Recently my youngest children and I attended a block party that a local Christian radio station put on. It was so crowded and hot and, ugh, the lines were ridiculous. We were there with friends and, really it was fun.
I guess what I mean is although I enjoyed it on the outside, my heart was breaking on the inside. There were all these families – mommies and daddies and babies and toddlers and children…well, you get the idea. I know there are way too many of us – single moms – out there. I know that I’m not alone, but sometimes it feels like I’m the ONLY single mom within miles.
There have been times – mostly in the first year or so of my single momness – when I felt empowered by each experience where I was able to fulfill the roles of both mom and dad. Now I don’t find any victory or joy in it at all. Now I just think about what’s missing rather than what I can fill. I can fill the role of dad to some degree – I can lift children, wrestle with children, toss children in the pool, teach my children to ride their bikes, cook on the grill, do home repairs, carry heavy things, etc. etc. etc. But I can’t stand next to myself at family functions. I can’t talk to myself about the amazing things my kids are doing – well, I can but it looks a little odd. I can’t split up with myself to stand in two different lines at a fair. I can’t encourage my son when he does pull ups at the Marine Corp booth while I’m waiting in line for the moon bounce.

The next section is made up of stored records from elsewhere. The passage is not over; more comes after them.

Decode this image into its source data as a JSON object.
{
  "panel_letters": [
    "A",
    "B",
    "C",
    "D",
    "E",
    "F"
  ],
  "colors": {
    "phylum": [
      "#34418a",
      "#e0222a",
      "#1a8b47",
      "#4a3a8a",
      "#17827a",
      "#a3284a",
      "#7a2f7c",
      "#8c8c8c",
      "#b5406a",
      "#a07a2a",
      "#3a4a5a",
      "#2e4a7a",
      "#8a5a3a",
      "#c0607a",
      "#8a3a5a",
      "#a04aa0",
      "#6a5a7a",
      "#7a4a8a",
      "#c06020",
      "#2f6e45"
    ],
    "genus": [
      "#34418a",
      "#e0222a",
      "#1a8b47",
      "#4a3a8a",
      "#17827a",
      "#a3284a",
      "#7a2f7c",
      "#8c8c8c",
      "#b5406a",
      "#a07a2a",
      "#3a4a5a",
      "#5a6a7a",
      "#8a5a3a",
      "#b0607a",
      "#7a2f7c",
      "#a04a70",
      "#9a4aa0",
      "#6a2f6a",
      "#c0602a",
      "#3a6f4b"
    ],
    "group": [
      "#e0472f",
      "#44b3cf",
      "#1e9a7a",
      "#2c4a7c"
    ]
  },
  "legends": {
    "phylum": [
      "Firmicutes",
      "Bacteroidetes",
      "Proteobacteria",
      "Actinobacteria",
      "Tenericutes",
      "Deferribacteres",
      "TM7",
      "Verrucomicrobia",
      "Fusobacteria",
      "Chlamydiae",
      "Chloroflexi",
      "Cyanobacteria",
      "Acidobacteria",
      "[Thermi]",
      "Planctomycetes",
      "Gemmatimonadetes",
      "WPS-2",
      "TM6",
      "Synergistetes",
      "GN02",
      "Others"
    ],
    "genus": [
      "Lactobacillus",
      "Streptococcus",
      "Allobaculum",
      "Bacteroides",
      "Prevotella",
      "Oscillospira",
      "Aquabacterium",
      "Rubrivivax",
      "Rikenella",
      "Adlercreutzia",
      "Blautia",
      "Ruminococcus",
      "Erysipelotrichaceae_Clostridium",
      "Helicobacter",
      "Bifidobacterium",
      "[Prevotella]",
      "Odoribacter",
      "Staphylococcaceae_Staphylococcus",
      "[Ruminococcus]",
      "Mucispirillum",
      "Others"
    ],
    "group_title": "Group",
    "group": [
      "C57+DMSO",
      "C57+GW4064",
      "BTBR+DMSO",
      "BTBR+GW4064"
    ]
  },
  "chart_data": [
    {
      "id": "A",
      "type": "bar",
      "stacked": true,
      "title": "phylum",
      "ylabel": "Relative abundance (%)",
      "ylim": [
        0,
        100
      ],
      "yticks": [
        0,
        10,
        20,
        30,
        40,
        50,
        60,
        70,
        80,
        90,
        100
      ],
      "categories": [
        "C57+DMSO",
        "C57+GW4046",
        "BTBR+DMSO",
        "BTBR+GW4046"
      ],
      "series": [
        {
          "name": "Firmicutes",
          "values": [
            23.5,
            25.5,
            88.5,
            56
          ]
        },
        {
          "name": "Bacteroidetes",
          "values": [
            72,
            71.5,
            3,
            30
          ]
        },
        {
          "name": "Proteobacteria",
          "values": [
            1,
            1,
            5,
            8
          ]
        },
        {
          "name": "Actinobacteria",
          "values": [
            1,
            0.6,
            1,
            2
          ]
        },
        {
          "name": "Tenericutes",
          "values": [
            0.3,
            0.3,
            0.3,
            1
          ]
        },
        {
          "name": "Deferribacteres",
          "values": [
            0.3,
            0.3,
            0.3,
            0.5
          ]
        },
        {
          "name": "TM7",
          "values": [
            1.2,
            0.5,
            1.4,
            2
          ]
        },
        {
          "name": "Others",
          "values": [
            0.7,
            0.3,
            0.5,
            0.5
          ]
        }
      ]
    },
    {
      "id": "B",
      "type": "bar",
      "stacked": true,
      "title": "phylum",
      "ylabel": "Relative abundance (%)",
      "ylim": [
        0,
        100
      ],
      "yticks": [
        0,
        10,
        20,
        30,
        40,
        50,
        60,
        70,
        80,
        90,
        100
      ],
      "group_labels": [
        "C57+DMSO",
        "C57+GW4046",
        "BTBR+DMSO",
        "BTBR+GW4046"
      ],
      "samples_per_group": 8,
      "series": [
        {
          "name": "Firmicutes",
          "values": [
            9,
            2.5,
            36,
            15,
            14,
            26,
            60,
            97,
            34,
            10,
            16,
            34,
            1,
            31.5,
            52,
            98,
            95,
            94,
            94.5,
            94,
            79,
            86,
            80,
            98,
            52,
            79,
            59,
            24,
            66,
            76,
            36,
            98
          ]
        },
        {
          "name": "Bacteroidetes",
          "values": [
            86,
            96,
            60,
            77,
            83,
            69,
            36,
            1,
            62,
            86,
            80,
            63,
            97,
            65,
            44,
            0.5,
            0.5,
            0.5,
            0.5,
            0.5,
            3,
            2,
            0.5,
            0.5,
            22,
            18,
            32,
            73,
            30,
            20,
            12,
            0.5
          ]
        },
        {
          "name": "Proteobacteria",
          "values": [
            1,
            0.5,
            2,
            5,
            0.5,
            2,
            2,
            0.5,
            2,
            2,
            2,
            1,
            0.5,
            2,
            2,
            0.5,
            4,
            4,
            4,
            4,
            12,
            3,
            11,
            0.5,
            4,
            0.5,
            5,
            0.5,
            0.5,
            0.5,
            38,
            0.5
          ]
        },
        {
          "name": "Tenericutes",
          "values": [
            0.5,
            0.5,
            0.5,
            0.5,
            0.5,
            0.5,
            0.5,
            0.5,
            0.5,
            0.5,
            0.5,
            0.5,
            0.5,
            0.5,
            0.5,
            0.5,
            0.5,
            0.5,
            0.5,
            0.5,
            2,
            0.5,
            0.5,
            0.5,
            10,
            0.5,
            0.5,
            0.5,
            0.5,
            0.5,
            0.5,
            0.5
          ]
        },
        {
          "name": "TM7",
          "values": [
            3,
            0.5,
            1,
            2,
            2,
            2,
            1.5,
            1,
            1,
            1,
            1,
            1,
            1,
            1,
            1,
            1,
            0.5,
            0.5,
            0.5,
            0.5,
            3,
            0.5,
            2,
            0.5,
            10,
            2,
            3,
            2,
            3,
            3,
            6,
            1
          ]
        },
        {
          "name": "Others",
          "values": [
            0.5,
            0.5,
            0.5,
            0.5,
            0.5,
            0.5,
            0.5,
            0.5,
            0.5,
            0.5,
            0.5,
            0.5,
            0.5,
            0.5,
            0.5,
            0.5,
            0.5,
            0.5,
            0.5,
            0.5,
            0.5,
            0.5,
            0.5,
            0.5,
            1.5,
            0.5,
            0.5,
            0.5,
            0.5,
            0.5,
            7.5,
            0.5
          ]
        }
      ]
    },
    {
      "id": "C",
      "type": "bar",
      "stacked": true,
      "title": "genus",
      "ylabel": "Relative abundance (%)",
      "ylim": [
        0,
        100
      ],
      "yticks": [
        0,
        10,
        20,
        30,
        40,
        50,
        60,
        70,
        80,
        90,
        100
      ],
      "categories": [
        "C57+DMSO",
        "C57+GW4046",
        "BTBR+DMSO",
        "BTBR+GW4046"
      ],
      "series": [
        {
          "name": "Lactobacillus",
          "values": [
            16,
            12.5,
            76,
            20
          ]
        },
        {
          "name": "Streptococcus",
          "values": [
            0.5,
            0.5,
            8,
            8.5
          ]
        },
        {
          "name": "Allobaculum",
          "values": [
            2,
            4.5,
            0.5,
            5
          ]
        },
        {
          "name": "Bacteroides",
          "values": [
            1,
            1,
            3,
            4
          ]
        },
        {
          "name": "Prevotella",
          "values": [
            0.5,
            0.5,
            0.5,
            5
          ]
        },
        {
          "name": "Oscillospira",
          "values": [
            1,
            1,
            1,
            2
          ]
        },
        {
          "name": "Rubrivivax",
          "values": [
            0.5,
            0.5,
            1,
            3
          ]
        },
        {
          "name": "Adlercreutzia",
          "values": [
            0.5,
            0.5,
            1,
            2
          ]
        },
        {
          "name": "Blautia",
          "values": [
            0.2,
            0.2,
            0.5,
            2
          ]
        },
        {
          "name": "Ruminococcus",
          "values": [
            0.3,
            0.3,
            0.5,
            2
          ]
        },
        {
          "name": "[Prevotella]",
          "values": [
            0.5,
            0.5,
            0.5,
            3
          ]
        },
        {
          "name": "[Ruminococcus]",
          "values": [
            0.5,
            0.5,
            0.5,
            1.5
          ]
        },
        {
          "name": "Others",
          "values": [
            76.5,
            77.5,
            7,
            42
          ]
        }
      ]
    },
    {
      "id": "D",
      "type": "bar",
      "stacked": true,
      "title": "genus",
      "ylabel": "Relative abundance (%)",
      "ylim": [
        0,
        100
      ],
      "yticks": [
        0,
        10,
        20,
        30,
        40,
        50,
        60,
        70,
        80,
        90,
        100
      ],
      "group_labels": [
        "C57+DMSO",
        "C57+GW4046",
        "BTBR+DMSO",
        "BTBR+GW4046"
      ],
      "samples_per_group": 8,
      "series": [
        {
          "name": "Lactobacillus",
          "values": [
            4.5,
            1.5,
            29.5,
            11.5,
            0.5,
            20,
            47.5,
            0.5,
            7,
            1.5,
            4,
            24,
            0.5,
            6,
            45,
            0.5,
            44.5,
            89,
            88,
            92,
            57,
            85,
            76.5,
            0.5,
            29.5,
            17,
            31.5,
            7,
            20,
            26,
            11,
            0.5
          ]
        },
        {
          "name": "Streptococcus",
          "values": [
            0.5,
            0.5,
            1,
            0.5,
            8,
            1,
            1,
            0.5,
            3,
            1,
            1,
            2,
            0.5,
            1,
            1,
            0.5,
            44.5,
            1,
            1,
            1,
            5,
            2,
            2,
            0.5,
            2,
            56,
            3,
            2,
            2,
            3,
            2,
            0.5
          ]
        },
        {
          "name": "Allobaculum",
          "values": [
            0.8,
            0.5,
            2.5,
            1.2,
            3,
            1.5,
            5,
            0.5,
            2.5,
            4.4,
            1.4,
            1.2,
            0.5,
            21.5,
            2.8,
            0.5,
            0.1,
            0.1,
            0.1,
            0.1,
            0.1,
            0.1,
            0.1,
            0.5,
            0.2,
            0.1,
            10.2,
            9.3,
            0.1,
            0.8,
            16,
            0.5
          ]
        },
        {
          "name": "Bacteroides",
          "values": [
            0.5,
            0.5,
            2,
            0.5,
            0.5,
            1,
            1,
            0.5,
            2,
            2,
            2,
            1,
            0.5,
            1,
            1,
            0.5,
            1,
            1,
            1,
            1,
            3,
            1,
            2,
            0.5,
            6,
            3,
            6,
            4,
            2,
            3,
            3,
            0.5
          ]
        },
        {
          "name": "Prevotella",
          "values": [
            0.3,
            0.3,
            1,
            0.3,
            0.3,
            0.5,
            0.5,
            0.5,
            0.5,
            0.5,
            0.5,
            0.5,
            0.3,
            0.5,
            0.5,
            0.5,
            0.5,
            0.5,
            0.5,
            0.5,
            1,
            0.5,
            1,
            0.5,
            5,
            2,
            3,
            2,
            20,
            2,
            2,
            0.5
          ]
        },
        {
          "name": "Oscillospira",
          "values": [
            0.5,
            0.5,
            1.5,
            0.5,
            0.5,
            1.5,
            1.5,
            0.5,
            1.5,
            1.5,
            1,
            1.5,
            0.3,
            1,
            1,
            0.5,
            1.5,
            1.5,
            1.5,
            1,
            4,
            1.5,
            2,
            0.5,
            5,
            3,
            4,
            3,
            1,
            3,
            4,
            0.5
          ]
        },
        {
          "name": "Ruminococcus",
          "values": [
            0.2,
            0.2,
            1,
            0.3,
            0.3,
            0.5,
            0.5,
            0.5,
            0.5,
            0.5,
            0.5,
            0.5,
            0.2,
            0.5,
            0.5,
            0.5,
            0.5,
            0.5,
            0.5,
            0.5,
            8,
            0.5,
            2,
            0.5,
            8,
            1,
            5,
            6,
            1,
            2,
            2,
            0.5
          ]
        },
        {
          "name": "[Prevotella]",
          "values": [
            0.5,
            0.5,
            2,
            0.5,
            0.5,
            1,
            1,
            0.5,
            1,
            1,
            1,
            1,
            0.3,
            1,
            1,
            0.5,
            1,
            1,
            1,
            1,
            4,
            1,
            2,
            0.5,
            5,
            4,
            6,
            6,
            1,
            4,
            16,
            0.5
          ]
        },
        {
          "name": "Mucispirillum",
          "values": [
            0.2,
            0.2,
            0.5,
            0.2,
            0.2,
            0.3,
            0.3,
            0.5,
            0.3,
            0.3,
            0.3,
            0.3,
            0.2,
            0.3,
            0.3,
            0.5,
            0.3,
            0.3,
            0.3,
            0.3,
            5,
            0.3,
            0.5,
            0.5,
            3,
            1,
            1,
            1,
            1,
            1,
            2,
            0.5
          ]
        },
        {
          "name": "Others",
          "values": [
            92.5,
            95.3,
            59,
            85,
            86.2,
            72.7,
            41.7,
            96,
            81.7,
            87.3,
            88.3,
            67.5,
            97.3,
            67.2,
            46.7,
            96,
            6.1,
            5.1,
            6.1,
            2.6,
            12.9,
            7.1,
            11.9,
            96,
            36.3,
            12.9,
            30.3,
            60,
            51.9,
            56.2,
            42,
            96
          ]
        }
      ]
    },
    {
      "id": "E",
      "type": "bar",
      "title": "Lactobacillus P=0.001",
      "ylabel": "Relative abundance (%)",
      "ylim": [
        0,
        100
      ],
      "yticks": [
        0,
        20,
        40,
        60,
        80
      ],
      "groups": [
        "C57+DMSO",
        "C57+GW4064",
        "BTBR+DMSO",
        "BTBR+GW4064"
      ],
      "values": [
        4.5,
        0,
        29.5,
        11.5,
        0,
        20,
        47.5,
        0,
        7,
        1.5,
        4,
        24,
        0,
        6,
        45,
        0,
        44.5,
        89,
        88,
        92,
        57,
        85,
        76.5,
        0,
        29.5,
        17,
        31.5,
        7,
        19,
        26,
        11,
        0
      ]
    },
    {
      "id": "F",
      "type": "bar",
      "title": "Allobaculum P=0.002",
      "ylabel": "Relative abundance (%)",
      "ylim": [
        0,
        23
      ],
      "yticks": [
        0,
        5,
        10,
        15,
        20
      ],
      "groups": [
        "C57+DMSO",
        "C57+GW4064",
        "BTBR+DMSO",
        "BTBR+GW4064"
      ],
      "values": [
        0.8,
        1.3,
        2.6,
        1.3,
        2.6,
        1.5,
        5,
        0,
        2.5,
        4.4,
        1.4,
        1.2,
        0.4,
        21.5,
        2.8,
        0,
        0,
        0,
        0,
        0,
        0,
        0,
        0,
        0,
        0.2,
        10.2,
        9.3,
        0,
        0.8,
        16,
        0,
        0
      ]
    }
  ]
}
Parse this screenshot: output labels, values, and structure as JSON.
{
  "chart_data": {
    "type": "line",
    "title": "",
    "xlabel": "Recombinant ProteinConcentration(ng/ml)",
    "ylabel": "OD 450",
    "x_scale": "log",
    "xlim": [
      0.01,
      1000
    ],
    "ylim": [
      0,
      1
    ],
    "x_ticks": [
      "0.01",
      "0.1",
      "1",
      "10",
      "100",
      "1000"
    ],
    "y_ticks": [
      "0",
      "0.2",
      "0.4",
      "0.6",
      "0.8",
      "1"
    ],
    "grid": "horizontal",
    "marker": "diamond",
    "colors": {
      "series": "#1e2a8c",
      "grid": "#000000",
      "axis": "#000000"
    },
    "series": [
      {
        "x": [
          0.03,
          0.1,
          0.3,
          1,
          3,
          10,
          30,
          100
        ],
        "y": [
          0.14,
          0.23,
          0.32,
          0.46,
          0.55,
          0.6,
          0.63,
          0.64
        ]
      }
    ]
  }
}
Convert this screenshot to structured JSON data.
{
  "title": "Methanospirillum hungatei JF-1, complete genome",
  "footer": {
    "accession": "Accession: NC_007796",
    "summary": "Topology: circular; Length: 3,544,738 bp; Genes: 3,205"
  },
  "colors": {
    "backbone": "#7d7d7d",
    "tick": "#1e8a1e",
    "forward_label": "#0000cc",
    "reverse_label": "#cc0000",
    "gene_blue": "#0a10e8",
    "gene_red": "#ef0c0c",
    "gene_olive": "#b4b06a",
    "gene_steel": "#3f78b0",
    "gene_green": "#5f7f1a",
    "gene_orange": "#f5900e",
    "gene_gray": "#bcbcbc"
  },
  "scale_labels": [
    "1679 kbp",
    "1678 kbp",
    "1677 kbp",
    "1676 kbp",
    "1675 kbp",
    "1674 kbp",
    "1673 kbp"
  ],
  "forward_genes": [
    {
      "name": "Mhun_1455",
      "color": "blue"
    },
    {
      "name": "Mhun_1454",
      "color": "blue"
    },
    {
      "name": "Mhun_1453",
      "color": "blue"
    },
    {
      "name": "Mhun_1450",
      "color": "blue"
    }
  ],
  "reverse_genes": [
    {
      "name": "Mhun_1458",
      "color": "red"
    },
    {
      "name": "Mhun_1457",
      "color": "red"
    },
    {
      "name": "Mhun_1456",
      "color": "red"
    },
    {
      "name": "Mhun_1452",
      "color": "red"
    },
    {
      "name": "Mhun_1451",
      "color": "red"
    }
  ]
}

I so appreciate that the Lord provides wonderful friends who can stand in for an absent Daddy. But, dang it, I don’t want a stand-in. I want my children to enjoy the life I always thought they’d have – a mommy and daddy who stand together and love them together and raise them together. I never imagined that that wouldn’t be the case. I never imagined being alone.
So here I sit typing about my broken heart. There are things almost every day that remind me of this blasted broken heart. I know that someday it won’t hurt as much – although I think it will always hurt for what my children have lost. Oh that I could give it to them. I wish I could change these circumstances, but I can’t. This is where God has us.
I’m thankful that I have a Father who promises to be my children’s father and my husband. I am thankful for friends who are willing to step into this crazy world I live in. Like the Psalmists often say – my paraphrase – life is tough…yet I will praise Him!